White House Tribal Youth Summit brings together questions, ideas and solutions | Navajo Hopi Observer ” Alaska

WASHINGTON – Hannah Corbett sat at a table with her colleagues. Each table in the room was asked to answer a series of language revival questions. Corbett and the six others at their table considered what tools or resources were needed in their communities.

Corbett, Cow Creek Tribe, wrote the answers on a large piece of paper with a purple marker.

“Compensation for elders who train.”

“Relevant curriculum and accurate lessons of history.”

“College-level language instruction.”

This was just one of many topics discussed by more than 100 young people from across the country at the White House Tribal Youth Summit. The day-long event featured a range of speakers and topics, from food sovereignty to mental health.

The White House worked with the Center for Native American Youth and the United National Indian Tribal Youth to select participants between the ages of 14 and 24. This is the first in-person forum since 2016. The forum started under the Obama administration and went dark during the Trump administration.

Oliver Tyrrell, Yup’ik, a 16-year-old from Anchorage, Alaska, is an advocate for mental health services, particularly the LGBTQ+ and Two Spirit communities.

“Native Americans and Alaska Natives already have the highest suicide rate, higher than any other rate in the entire United States, and we’re also the least treated group of people,” Tyrrell said. “I have spoken about mental health issues within Indigenous communities, specifically the bias towards Indigenous queer youth.

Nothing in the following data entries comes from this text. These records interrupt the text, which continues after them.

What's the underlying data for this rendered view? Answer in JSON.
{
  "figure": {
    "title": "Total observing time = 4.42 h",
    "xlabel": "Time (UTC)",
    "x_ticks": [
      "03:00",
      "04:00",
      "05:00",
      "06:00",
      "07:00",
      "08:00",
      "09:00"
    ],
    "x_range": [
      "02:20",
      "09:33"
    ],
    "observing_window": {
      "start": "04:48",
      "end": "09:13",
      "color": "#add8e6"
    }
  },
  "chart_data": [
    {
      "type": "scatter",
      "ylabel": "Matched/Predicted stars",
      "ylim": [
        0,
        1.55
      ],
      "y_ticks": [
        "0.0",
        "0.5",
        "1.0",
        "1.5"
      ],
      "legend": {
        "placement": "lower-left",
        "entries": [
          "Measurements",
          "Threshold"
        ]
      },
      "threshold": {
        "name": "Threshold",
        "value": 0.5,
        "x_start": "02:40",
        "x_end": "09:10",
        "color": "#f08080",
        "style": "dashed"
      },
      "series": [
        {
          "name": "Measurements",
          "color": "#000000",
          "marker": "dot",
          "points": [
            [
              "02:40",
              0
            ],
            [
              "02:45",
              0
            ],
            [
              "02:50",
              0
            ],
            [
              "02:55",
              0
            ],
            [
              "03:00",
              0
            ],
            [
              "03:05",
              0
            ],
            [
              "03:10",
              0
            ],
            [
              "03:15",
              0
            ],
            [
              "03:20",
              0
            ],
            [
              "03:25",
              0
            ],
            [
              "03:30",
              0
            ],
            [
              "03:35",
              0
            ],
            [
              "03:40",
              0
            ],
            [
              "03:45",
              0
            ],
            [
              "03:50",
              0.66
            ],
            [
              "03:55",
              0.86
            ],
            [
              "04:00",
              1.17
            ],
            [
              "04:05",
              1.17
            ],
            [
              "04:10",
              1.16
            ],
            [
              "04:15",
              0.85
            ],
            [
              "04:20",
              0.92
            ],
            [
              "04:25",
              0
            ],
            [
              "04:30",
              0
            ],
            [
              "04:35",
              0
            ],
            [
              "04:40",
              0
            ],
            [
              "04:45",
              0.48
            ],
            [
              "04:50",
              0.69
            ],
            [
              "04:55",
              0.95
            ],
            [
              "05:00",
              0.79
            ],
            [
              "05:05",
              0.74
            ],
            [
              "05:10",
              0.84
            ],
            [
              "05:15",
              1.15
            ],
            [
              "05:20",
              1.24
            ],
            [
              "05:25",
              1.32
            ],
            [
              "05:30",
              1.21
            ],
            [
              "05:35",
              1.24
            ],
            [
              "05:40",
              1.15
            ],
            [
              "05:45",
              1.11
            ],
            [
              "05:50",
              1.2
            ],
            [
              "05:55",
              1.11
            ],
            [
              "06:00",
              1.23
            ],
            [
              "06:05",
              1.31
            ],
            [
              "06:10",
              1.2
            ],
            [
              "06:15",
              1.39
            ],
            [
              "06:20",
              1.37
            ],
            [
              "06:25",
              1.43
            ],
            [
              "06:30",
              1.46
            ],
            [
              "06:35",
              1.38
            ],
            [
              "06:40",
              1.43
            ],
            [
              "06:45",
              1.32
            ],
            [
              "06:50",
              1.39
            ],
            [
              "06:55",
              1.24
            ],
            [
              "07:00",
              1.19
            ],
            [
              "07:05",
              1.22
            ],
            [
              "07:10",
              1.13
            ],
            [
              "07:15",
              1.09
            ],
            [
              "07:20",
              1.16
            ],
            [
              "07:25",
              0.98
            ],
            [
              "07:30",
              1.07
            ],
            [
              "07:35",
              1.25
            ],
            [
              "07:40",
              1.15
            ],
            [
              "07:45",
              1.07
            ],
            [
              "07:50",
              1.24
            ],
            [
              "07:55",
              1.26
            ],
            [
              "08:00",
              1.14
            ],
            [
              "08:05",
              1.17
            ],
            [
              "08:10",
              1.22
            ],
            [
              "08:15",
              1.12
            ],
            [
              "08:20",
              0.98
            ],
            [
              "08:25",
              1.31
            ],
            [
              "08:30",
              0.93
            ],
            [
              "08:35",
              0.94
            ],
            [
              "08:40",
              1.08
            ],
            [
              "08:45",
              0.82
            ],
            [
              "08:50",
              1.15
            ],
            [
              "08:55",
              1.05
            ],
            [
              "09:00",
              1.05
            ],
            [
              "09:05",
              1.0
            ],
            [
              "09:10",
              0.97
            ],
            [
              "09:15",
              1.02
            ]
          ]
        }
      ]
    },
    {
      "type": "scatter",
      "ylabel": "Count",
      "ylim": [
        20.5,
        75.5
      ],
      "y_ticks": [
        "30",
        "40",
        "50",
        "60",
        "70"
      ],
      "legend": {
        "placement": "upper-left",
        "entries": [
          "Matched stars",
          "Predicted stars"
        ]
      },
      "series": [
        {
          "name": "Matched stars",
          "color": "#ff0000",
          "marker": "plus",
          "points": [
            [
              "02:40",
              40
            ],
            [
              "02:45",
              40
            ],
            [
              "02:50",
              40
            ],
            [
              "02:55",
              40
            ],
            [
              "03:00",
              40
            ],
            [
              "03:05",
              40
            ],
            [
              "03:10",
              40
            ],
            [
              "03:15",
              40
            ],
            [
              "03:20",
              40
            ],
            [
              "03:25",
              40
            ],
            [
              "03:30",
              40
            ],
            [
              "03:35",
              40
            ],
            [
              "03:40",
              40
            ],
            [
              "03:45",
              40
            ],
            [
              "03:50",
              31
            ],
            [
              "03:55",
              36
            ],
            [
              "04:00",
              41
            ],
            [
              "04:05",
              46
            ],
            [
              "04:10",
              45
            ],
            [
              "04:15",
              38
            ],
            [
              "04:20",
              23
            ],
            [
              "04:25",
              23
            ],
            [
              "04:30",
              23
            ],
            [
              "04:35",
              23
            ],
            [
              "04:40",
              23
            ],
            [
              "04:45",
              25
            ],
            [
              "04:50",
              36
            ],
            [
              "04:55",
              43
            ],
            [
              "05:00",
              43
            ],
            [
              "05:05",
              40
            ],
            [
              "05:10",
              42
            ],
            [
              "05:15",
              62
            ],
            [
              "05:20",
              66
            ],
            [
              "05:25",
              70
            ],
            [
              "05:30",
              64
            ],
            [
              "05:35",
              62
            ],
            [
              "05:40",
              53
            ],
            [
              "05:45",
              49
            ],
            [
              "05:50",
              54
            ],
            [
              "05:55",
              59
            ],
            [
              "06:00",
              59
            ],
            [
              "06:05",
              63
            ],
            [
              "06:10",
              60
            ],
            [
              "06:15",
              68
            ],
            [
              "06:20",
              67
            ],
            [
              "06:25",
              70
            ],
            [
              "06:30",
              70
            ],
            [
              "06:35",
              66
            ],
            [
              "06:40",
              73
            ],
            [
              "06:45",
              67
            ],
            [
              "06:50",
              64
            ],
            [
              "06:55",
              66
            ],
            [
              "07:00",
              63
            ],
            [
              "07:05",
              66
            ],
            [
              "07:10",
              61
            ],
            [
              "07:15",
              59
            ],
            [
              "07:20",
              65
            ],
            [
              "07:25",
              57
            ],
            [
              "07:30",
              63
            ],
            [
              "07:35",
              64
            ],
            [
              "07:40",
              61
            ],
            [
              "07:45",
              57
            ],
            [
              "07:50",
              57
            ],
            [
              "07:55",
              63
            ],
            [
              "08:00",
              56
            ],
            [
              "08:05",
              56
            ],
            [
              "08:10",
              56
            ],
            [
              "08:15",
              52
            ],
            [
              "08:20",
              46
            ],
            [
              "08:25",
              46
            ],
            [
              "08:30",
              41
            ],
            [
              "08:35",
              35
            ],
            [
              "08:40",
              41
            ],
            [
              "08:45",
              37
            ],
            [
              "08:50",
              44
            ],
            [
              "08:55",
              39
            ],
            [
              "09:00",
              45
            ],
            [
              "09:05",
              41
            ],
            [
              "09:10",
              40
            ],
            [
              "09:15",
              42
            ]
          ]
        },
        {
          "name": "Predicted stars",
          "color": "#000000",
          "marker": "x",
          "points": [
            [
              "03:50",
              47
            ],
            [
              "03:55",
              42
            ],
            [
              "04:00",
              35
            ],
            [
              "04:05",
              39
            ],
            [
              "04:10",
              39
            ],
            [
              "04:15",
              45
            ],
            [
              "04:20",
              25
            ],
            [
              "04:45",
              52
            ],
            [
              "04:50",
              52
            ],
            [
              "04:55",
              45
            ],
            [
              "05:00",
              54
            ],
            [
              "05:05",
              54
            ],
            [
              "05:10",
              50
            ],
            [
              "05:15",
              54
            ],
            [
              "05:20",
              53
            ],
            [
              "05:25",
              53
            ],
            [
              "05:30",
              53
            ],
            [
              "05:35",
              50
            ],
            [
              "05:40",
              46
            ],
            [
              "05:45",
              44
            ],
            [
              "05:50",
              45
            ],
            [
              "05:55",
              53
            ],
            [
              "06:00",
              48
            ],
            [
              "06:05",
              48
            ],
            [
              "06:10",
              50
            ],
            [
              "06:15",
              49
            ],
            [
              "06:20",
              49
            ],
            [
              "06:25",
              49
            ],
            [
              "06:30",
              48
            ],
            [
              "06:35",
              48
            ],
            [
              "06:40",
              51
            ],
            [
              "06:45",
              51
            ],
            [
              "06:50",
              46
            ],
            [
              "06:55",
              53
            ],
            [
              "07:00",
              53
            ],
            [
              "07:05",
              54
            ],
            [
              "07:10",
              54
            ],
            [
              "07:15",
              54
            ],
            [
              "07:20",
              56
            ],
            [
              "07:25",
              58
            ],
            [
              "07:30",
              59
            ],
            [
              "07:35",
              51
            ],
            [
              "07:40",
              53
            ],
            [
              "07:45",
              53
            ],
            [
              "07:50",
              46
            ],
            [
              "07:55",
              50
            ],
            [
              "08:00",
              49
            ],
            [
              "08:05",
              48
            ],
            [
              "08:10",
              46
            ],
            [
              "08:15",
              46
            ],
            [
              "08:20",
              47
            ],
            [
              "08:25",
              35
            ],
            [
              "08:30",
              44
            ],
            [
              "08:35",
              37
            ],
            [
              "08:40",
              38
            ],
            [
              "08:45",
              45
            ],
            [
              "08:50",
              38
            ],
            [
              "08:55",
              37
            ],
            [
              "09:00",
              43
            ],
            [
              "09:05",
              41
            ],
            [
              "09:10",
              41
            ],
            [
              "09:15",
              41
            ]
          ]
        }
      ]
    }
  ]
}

I’ve talked a lot about how accepting and connecting with your cultures can sometimes reduce suicide rates by 60 percent.”

This was one of the issues Tyrrell was able to share with his peers on the forum.

Raised in Alaska’s largest city, Tyrrell acknowledges that he has more access to mental health services compared to other Alaskan Native youth living in more rural areas of the state. Despite this, his high school only recently got a counselor qualified to provide services.

“Unfortunately, many high schools in Alaska don’t have counselors. They may have academic advisors, but they are not qualified to provide mental health care,” Tyrrell said. “I’ve visited a lot of rural villages like Buckland and a lot of other places and they didn’t have a counselor at their school. If so, it was only one person, and unfortunately only one person could do so much.”

Maria Walker, White Mountain Apache, is currently focused on COVID-19. The 23-year-old previously helped with vaccine research in her community. She was part of a team that monitored 50 participants, 25 received the Pfizer booster while the other 25 received a placebo. The team would submit its findings to the Food and Drug Administration, which oversees COVID-19 vaccines.

“We’ve had a lot of deaths and those deaths were mostly elders,” Walker said. “Eighty percent of the fatalities on our reservation were elders. One of them was one of our medicine men. So it really influenced my tribe a lot.”

Walker was selected as one of the Center for Native American Youth’s Champions for Change for her work as research coordinator for her country.

“I just graduated and then COVID happened,” she said. “Being in the hospital as well because I have a job in the hospital has given me a whole different perspective in the medical field. Watching people pass COVID, letting people code blues from COVID and trying to revive it. It was such a different experience. A lot of nurses said to me, ‘Oh my god Maria, you see so much more than I ever did in my freshman year after graduation.’”

The Arizona State University graduate continues to serve in her community.

She helps document the mental and physical impact COVID has had on people in her community. She asks participants monthly how the respiratory disease has impacted or continues to impact their lifestyles.

“Mental health is really going to be impacted post-COVID,” she said. “They have no motivation and get tired more easily. And that has to do with mental health. So we see a lot of that on our reservation.”

Hannah Corbett, Cow Creek Tribe, grew up in Southern California and attends Sacramento State. The 22-year-old is passionate about food sovereignty.

“I grew up watching my relatives deal with obesity, diabetes and cardiovascular disease,” Corbett said. “Finding ways to connect with our food, where it comes from and how it grows is extremely important. It can allow us to better connect with our communities and heal in our own ways.”

She did not have access to programs around food sovereignty or indigenous foods growing up. Corbett is beginning to see them becoming more common in her area and looks forward to seeing them grow.

“One thing I want to do is have a food demonstration, educate the community about why diet and food is important,” she said.

During the forum, US Department of Agriculture Assistant Secretary Jewel Bronaugh spoke about how the government agency is working to cut red tape that prevents communities from feeding their students traditional foods through the National School Lunch Program.

“I’m very excited about the programs that are coming out now to support local foods and traditions,” Corbett said.

Later this month, the White House will host the first in-person tribal-nations summit for the first time since 2016.